Free Nunlike Reject is an anagram. It's also a place for writing, pictures, whatever comes to mind. Most of the pictures are of my native Los Angeles. I can't help it. I love it here.

9.23.2015

song of the day - Kill the Cowboy

Today's song of the day is The Big F's "Kill the Cowboy" because this song seriously rocks. Maybe tomorrow's song will be their "Killing Time". They are both great songs.

Steller - Heading up the Mountain

9.11.2015

Poem of the Week - Another of the Happiness Poems

This is my favorite poem of the week.  I subscribe to an email and get a daily poem from Poets.org.  It's a really nice thing to find a new (or old) poem waiting for me in my inbox every day.
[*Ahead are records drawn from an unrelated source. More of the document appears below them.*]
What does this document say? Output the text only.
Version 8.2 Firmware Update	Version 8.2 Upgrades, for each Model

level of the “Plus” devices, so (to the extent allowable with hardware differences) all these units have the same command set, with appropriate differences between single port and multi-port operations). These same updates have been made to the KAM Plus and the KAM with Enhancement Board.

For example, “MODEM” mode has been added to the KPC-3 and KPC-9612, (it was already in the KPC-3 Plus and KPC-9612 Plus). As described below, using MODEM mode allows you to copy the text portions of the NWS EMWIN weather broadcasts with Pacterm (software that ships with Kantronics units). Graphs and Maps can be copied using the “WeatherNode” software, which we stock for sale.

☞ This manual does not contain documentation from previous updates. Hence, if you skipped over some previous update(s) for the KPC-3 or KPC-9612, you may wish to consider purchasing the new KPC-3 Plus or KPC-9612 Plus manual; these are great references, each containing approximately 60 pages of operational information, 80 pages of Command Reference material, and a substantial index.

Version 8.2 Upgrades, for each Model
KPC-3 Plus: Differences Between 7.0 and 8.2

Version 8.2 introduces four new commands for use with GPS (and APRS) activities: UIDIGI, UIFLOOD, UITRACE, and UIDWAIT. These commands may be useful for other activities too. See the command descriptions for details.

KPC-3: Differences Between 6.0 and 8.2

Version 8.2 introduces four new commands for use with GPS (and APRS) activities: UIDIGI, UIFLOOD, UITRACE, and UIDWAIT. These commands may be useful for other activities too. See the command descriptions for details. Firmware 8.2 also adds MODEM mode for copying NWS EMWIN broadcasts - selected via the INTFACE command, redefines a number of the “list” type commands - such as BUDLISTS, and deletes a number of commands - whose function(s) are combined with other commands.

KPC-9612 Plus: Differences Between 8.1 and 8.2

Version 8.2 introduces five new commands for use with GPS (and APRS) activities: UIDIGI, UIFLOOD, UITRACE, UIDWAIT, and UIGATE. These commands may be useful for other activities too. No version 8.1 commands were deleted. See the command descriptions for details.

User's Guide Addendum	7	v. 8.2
Another of the Happiness Poems



 by Peter Cooley




It’s not that we’re not dying.
Everything is dying.
We hear these rumors of the planet’s end
none of us will be around to watch.

It’s not that we’re not ugly.
We’re ugly.
Look at your feet, now that your shoes are off.
You could be a duck,

no, duck-billed platypus,
your feet distraction from your ugly nose.
It’s not that we’re not traveling,
we’re traveling.

But it’s not the broadback Mediterranean
carrying us against the world’s current.
It’s the imagined sea, imagined street,
the winged breakers, the waters we confuse with sky

willingly, so someone out there asks
are you flying or swimming?
That someone envies mortal happiness
like everyone on the other side, the dead

who stand in watch, who would give up their bliss,
their low tide eternity rippleless
for one day back here, alive again with us.
They know the sea and sky I’m walking on

or swimming, flying, they know it’s none of these,
this dancing-standing-still, this turning, turning,
these constant transformations of the wind
I can bring down by singing to myself,

the newborn mornings, these continuals—

About This Poem


“I’m weary of the poet-prophets who proclaim what we already know: that we have made a mess of planet earth. I am enough of a romantic to believe that imagination, conceiving of our present and future situation in image and metaphor, may be our first step toward the possibility of change in rethinking national policies.”